The significance of turning healthy players into bloodied bodies, white players into Africans, and living players into gods, ghosts, statues and corpses are the focus of this book.

Inventions of the Skin combines archival and materialist work on the early modern history of stage paint with period and contemporary accounts of embodiment and the phenomenology of audience reception.

As this study recovers the concrete technology behind this grammar, it demonstrates the shaping influence of cosmetic materiality upon the content and the practical execution of plays.

Addressing current debates about the relationship between early- and pre-modern subjectivity and embodiment, this book furthermore challenges the persistent notion that the drama of Shakespeare and his contemporaries was built predominantly around a new, 'modern'language of interiority.

It illuminates a history of the stage technology of paint that extends backward to the 1460s York cycle and forward to the 1630s.
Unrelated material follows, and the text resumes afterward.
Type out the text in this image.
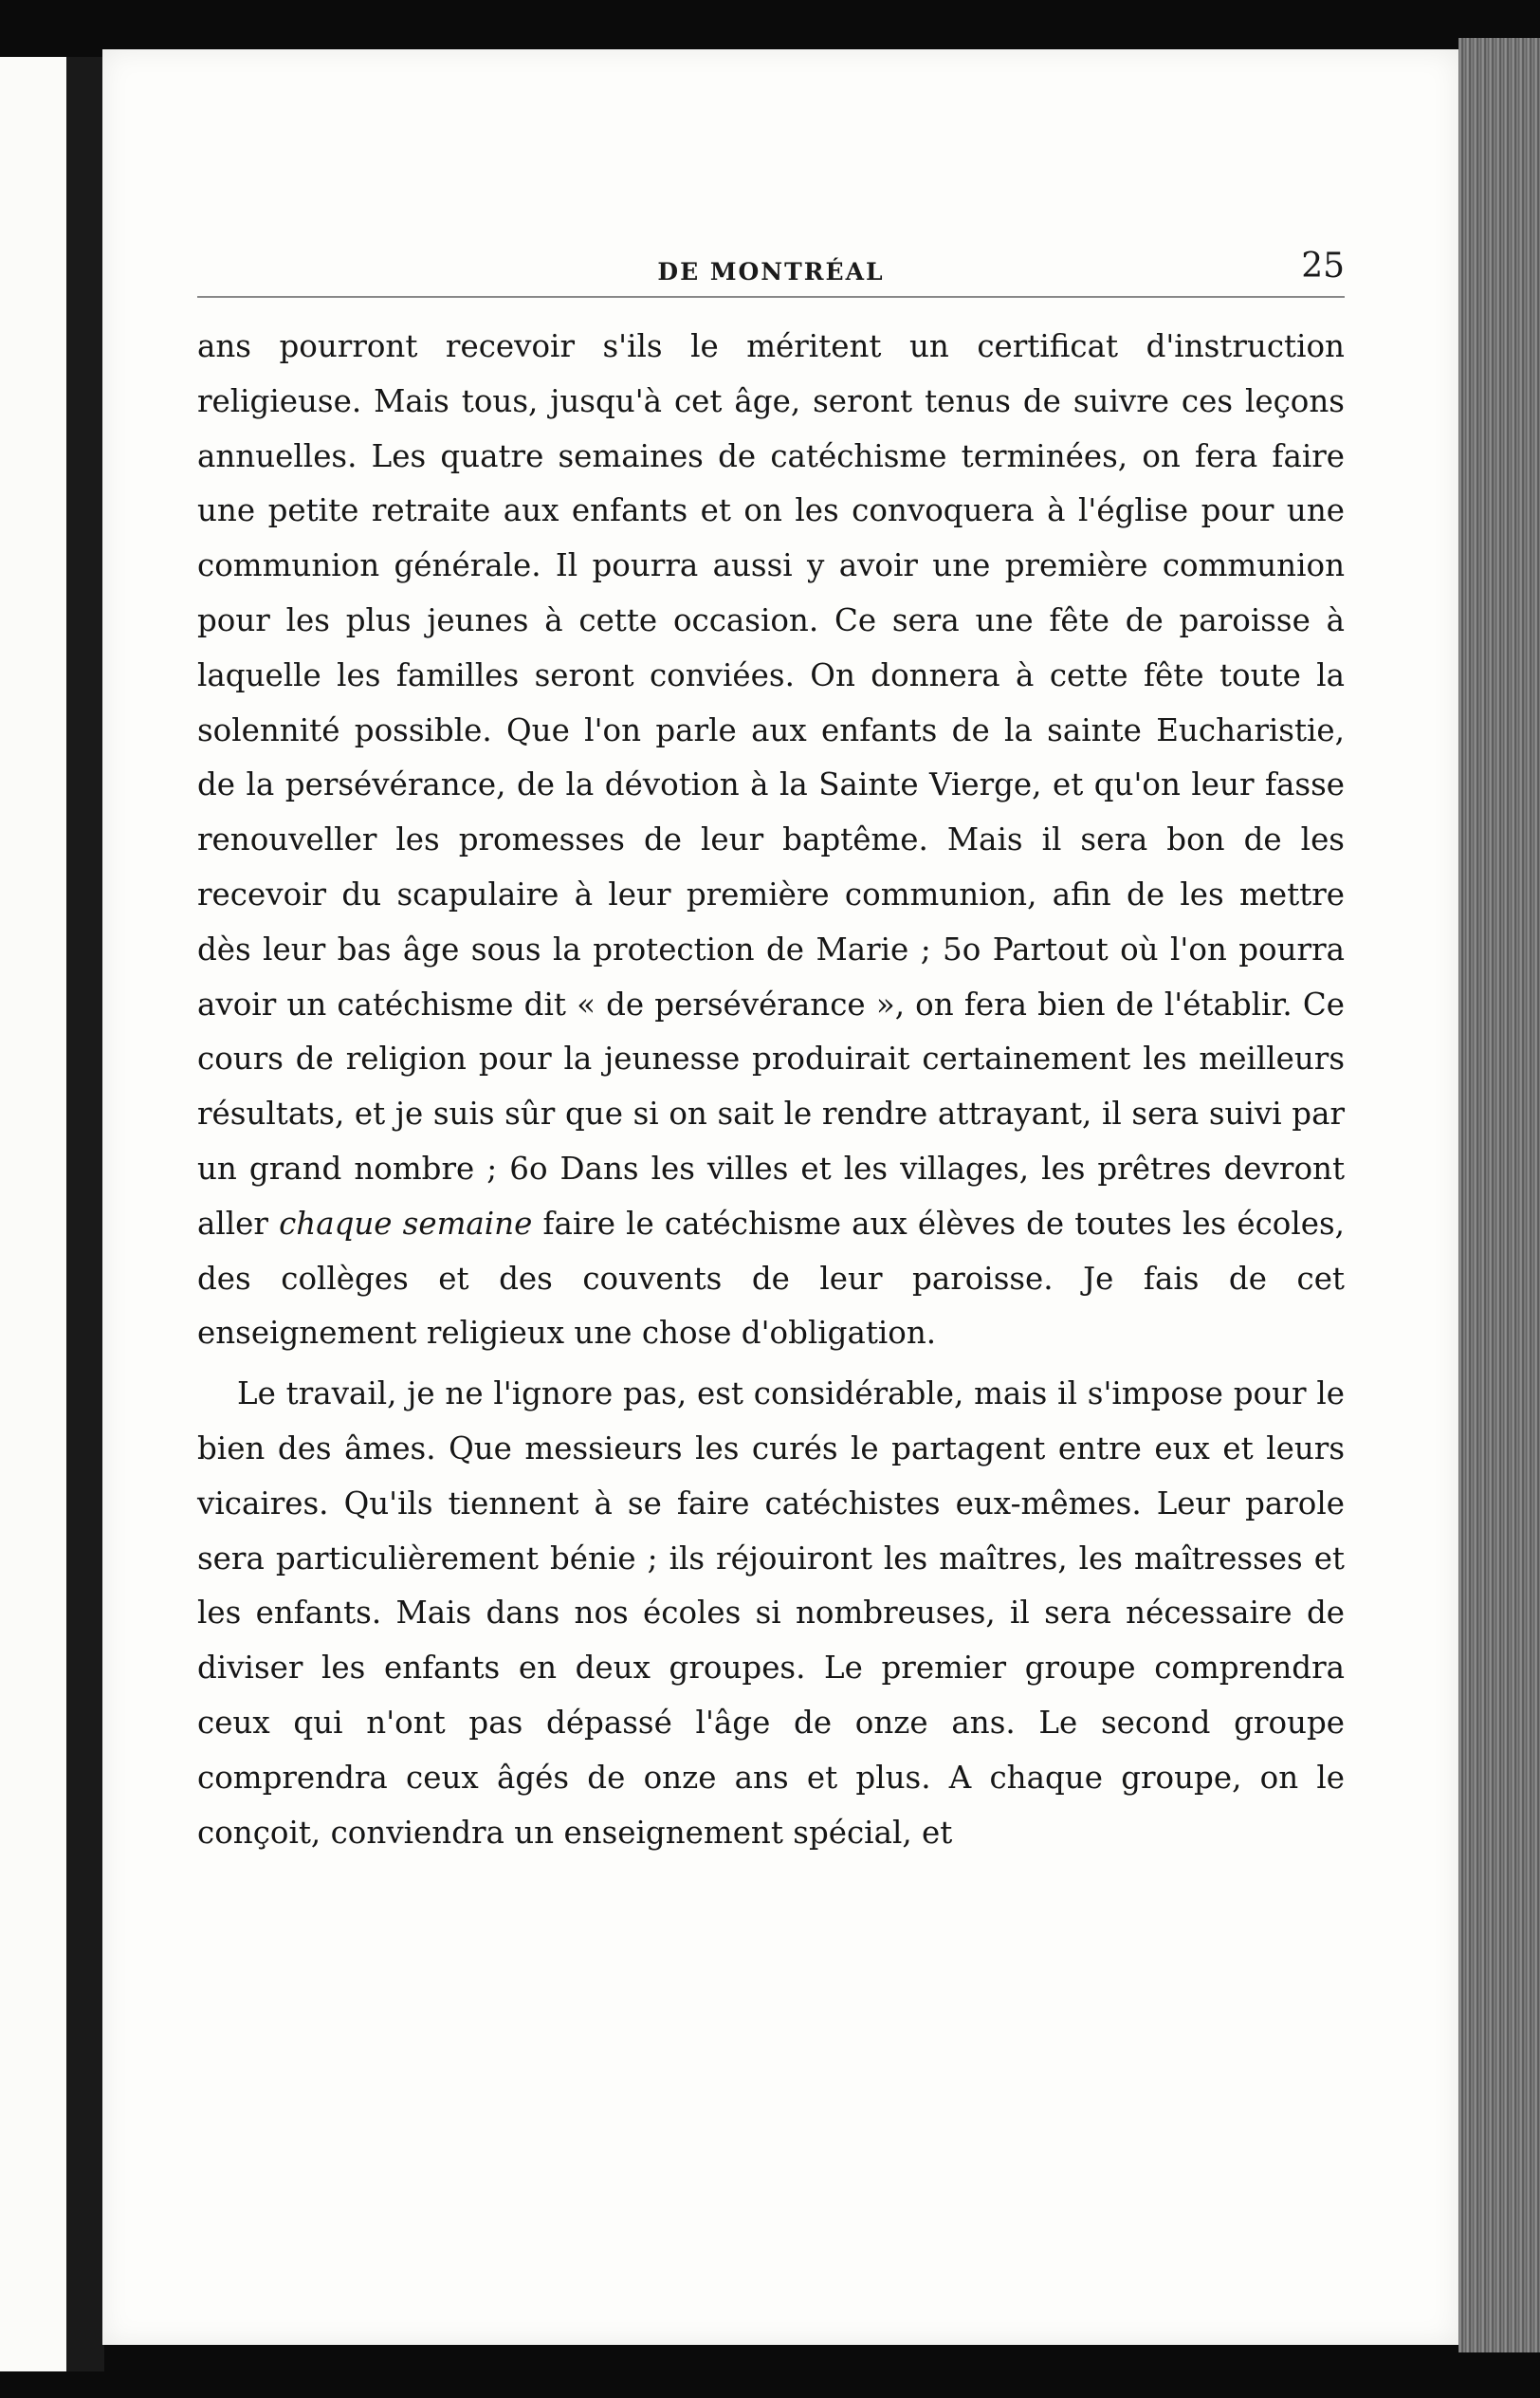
DE MONTRÉAL	25

ans pourront recevoir s'ils le méritent un certificat d'instruction religieuse. Mais tous, jusqu'à cet âge, seront tenus de suivre ces leçons annuelles. Les quatre semaines de catéchisme terminées, on fera faire une petite retraite aux enfants et on les convoquera à l'église pour une communion générale. Il pourra aussi y avoir une première communion pour les plus jeunes à cette occasion. Ce sera une fête de paroisse à laquelle les familles seront conviées. On donnera à cette fête toute la solennité possible. Que l'on parle aux enfants de la sainte Eucharistie, de la persévérance, de la dévotion à la Sainte Vierge, et qu'on leur fasse renouveller les promesses de leur baptême. Mais il sera bon de les recevoir du scapulaire à leur première communion, afin de les mettre dès leur bas âge sous la protection de Marie ; 5o Partout où l'on pourra avoir un catéchisme dit « de persévérance », on fera bien de l'établir. Ce cours de religion pour la jeunesse produirait certainement les meilleurs résultats, et je suis sûr que si on sait le rendre attrayant, il sera suivi par un grand nombre ; 6o Dans les villes et les villages, les prêtres devront aller chaque semaine faire le catéchisme aux élèves de toutes les écoles, des collèges et des couvents de leur paroisse. Je fais de cet enseignement religieux une chose d'obligation.

Le travail, je ne l'ignore pas, est considérable, mais il s'impose pour le bien des âmes. Que messieurs les curés le partagent entre eux et leurs vicaires. Qu'ils tiennent à se faire catéchistes eux-mêmes. Leur parole sera particulièrement bénie ; ils réjouiront les maîtres, les maîtresses et les enfants. Mais dans nos écoles si nombreuses, il sera nécessaire de diviser les enfants en deux groupes. Le premier groupe comprendra ceux qui n'ont pas dépassé l'âge de onze ans. Le second groupe comprendra ceux âgés de onze ans et plus. A chaque groupe, on le conçoit, conviendra un enseignement spécial, et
It includes 4 chapters that examine goldface and divinity in York's Corpus Christi play, bloodiness in Elizabethan and Jacobean drama, racial masquerade within seventeenth-century court performances and popular plays, and whiteface, death and 'stoniness' across a range of plays, from sixteenth-century Protestant hagiographies to Jacobean tragedies to Shakespeare's late romances.

It recovers a crucial grammar of theatrical representation and argues that the onstage embodiment of characters forms an important and overlooked aspect of stage representation.